White House targets include sectors of an entire industry.
A common thread among the list of 789 Chrysler dealerships
ordered closed by the White House is that the owners donated to
GOP candidates, Republican-leaning causes or donated to Hillary
Clinton or John Edwards during the Democratic presidential
primaries.
Apparently successful franchises such as Chrysler's
highest-rated 5-star dealerships were ordered closed in favor of
less successful car lots and the consistent discriminator was
which political party the owners supported. Reportedly, the
closure list was drawn up by the office of the then-car czar,
Steven Rattner. It is no surprise that Rattner's wife is Maureen
White, the former Democratic National Committee Finance
Chair.
Also targeted during the auto industry purge were financial
institutions that did not willingly accept Obama's political
demands in Chrysler's restructuring. One fund manager reported
being on the receiving end of a profanity-laced tirade by Rattner
that included threats to use the Internal Revenue Service and the
Securities and Exchange Commission in gangster-like enforcement
roles.
At mid-year, the White House ordered the firing of Gerald
Walpin as Inspector General of the Corporation for National and
Community Service after Walpin discovered a key Obama supporter
misused federal grant money. Sacramento Mayor Kevin Johnson
squandered $850,000 in grant funds to inflate staff salaries and
pay for personal services instead of the intended purpose of
tutoring impoverished schoolchildren. Walpin's firing was in
direct violation of a federal statute barring the removal of an
IG without first filing a 30-day notice with Congress.
When the Tea Party movement was at its height, the White
House publicized an email address, encouraging supporters to
turn-in neighbors who opposed the Obama Administration's
socialized medicine proposals.

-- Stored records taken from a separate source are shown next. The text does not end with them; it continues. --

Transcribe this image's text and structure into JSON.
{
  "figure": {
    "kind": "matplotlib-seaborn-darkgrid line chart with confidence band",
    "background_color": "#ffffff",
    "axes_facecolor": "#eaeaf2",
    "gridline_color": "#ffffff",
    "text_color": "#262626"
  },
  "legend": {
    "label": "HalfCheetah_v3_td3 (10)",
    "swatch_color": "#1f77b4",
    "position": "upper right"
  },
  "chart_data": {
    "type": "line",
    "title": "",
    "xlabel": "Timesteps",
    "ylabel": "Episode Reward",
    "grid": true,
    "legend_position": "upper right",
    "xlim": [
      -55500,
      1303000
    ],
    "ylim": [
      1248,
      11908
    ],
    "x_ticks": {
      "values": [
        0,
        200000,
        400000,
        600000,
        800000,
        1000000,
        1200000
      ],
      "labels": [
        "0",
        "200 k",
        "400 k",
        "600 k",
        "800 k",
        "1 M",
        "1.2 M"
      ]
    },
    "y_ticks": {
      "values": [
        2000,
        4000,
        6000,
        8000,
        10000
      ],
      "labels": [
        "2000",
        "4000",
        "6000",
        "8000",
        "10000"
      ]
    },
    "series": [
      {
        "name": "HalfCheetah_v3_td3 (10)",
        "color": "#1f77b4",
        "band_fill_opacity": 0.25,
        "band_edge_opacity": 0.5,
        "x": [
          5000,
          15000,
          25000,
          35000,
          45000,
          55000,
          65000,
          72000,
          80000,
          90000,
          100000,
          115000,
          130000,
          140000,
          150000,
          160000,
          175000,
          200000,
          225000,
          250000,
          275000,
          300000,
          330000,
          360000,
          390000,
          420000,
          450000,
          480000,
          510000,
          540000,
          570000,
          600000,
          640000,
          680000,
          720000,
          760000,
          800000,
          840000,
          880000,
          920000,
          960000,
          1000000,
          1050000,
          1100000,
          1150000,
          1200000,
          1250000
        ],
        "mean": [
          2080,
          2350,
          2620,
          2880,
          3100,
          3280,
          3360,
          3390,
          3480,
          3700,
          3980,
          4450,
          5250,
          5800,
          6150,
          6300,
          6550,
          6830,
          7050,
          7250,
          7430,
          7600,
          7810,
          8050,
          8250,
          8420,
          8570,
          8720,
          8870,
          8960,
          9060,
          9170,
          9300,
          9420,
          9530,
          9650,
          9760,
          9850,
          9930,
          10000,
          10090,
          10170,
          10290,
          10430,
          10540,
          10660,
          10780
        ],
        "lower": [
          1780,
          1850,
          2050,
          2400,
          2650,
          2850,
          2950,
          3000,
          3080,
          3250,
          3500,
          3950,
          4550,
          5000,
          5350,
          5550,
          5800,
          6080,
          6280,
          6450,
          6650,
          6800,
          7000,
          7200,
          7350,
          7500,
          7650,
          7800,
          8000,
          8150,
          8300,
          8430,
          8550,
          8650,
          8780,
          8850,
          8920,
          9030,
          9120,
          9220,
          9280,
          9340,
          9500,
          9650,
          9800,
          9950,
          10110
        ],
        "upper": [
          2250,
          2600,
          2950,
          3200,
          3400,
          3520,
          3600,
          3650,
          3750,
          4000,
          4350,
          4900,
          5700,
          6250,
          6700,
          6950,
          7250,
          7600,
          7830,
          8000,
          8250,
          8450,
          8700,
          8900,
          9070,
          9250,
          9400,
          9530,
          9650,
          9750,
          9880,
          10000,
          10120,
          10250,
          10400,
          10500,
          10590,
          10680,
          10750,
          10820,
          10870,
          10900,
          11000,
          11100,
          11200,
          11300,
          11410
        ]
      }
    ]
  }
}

In a similar vein, the White House
began collecting and archiving comments from social-networking
sites without disclosing these practices to the public.
The Department of Health and Human Services threatened
health insurance companies against communicating with their
customers over proposed legislative measures implying the agency
would punish offenders when it came to Medicare
reimbursement.
Color of Change, a deeply partisan group founded by Obama
political appointee Van Jones, launched a boycott effort against
Fox News personality Glenn Beck. The talk show hosted outed Jones
for his crackpot theory that George Bush was complicit in the
September 11th terrorist attacks.
In recent weeks, the White House escalated its assault
against Fox News, urging other news organizations to sever ties
with the news channel. White House Chief of Staff Rahm Emanuel,
Communications Director Anita Dunn and Axelrod attacked FNC for
-- among other things -- fact-checking false statements made by
Veterans Affair assistant secretary Tammy Duckworth. In
comparison, the Obama Administration was silent when CNN's Wolf
Blitzer hosted a newscast that fact-checked a Saturday Night
Live comedy sketch that lampooned Obama.
The Obama Administration has media accomplices when it
holds free speech hostage. The New York
Times, the self-anointed Praetorian Guard of
the First Amendment, editorialized against Fox News and for
Obama, omitting troublesome facts and mischaracterizing events.
The paper abandoned the role of media watchdog, and served as
Obama's lap dog. The New York Times'
political support of a controversial leader is reminiscent
of events of 75 years ago. It was Richard Euringer, the library
director in Essen, Germany, who endeared himself to the regime in
the mid-1930s by selecting more than 18,000 works to be burned
for not conforming to the Nazi ideology.